Two separate FCMs tell Risk.net that banks have been holding crunch calls about the consultation. Some of these are said to be hosted by the Futures Industry Association. The FIA did not comment on any calls, but said it was reaching out to members and other industry associations in preparing a response. An Isda spokesperson said the trade body’s response would be aligned with the FIA’s.

One US FCM source suggested that some of the new requirements were “transparency for the sake of transparency”, and that the requirements, if implemented, would not work to increase market access to clearing.

If you require pricing and terms to be based on crude categories, you lose the nuanced and tailored aspect of clearing agreements

Source at a large US FCM

Esma claims markets already use standardised contract terms and that additional language in a delegated act would merely be codifying this further – an assertion FCMs disagree with. They also suggest that Esma’s consultation makes incorrect assumptions about how FCMs assess client risk and that categorising clients into broad buckets is troublesome.

“I think Esma thinks that a client would figure out what broad category it fits into – for example, a low-volume user – and then could just go across the street and see how much they would be charged by another FCM,” says the source at a large US FCM. “But at the moment, pricing is much more tailored, with driving factors including volume, any bespoke operational processes or tech required by the client, agreed margin processes and whether we will be required to operate in markets where we don’t have economies of scale.
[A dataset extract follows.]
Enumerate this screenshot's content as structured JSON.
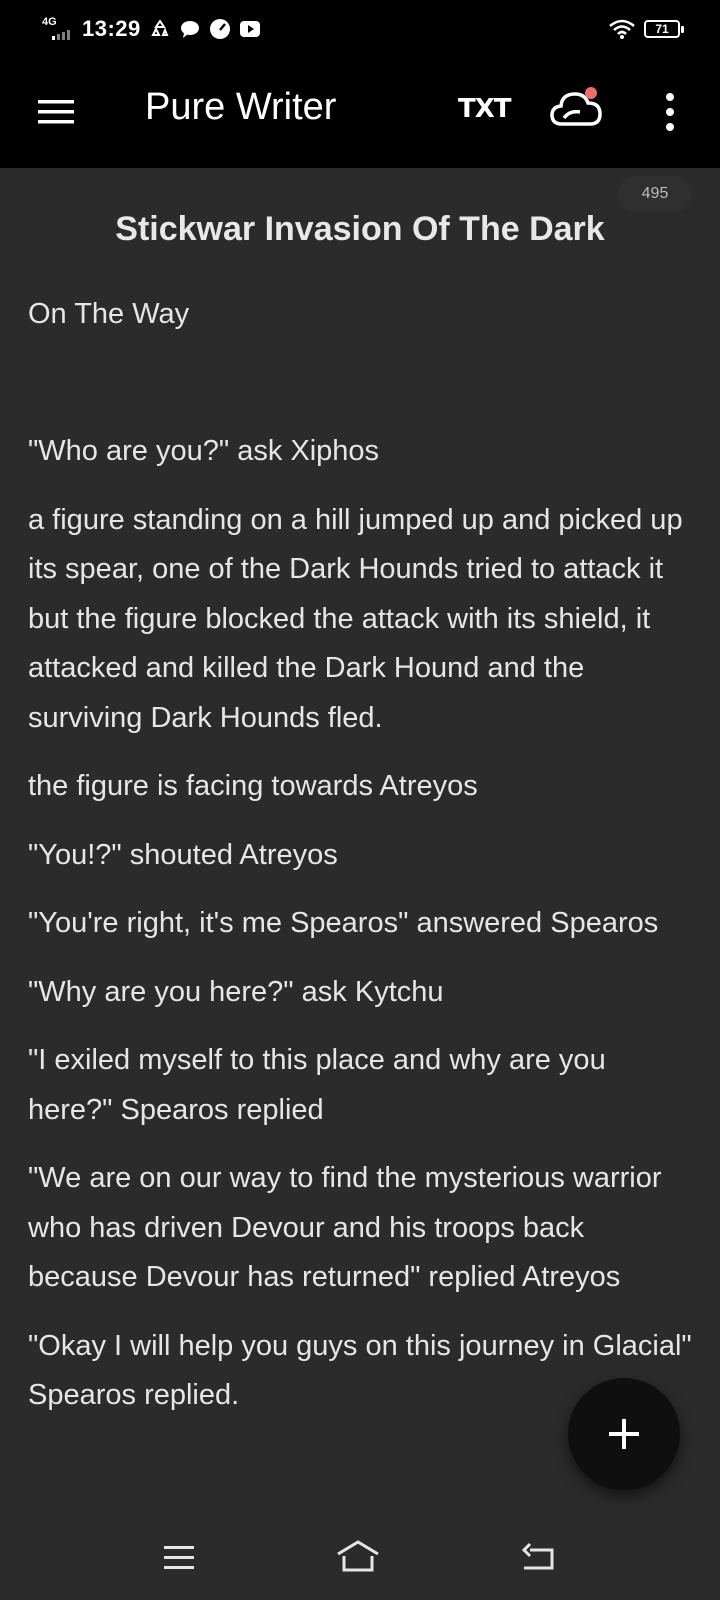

This is all nuanced, and doesn’t lend itself to three or four buckets.”

“If you require pricing and terms to be based on crude categories, you lose the nuanced and tailored aspect of clearing agreements,” adds the source.
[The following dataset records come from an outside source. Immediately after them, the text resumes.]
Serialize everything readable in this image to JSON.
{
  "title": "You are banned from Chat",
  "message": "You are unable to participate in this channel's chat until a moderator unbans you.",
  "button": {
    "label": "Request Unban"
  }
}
A source at another FCM explains that Esma may have underestimated the complexity of risk assessments taken by banks, suggesting that their recommendations around categories stem from a questionnaire attached to a delegated act related to Mifid II.
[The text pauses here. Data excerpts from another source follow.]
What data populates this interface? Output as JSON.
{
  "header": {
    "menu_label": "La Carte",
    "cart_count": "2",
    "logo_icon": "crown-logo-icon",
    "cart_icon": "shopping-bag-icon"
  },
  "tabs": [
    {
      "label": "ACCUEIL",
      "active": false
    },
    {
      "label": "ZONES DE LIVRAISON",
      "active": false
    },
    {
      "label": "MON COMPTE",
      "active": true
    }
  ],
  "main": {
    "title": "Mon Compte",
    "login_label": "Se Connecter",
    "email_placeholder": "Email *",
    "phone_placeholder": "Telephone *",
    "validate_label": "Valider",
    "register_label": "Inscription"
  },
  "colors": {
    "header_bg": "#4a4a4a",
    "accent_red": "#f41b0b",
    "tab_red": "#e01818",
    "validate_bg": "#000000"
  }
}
The delegated act, which was released in July 2016, suggests that clearing firms must make an initial, then annual, due-diligence assessment of prospective clients for clearing, based on a number of criteria. These include credit strength, intended trading strategy, operational resources and payment systems that will allow it to transfer margin in a timely fashion.

Risk assessments of clients are not standardised in the format of the terms in the July 2016 delegated act, says the first US FCM source: “Our risk assessment of the client is proprietary and quite sensitive. The way we look at counterparty credit risk, anti-money laundering and know-your-customer concerns, is not disclosed for good reason.”

“I think in their heads, the regulators think it would work like this,” says a source at another US FCM. “We try to onboard a client; a due diligence questionnaire is sent; they respond based on the relevant fields as required; it’s reviewed by the business and then placed in a category. Once that is done, we can provide pricing, interest collateral schedules and other terms based on that category. In reality, there are so many different types of clients out there, it’s difficult to offer five or 10 standardised buckets.”

Nuance and scope

Conversely, some clients of clearing banks are understood to prefer greater transparency to the negotiating process. For example, fees for clearing services can be broken down on a per-transaction basis. But the majority of the cost of clearing can often come from the capital cost of taking on positions. So, charging a standardised price on individual transactions is seen as unhelpful when trying to gauge what is pushing the limits of a clearing bank’s balance sheet.

One argument suggests that more transparency around the methodology for categorising clients and working out pricing will enable FCMs and their clients to work in harmony to ensure FCMs are not pushed too hard from a balance sheet perspective. This in theory could reduce potential evictions of clients when markets are volatile.

The ability to negotiate better terms is also not necessarily contingent on the size of the institution, and larger institutions that bring more directional or complex derivatives positions to an FCM can get unfavourable terms compared with a smaller client that brings a better hedged book, market participants say.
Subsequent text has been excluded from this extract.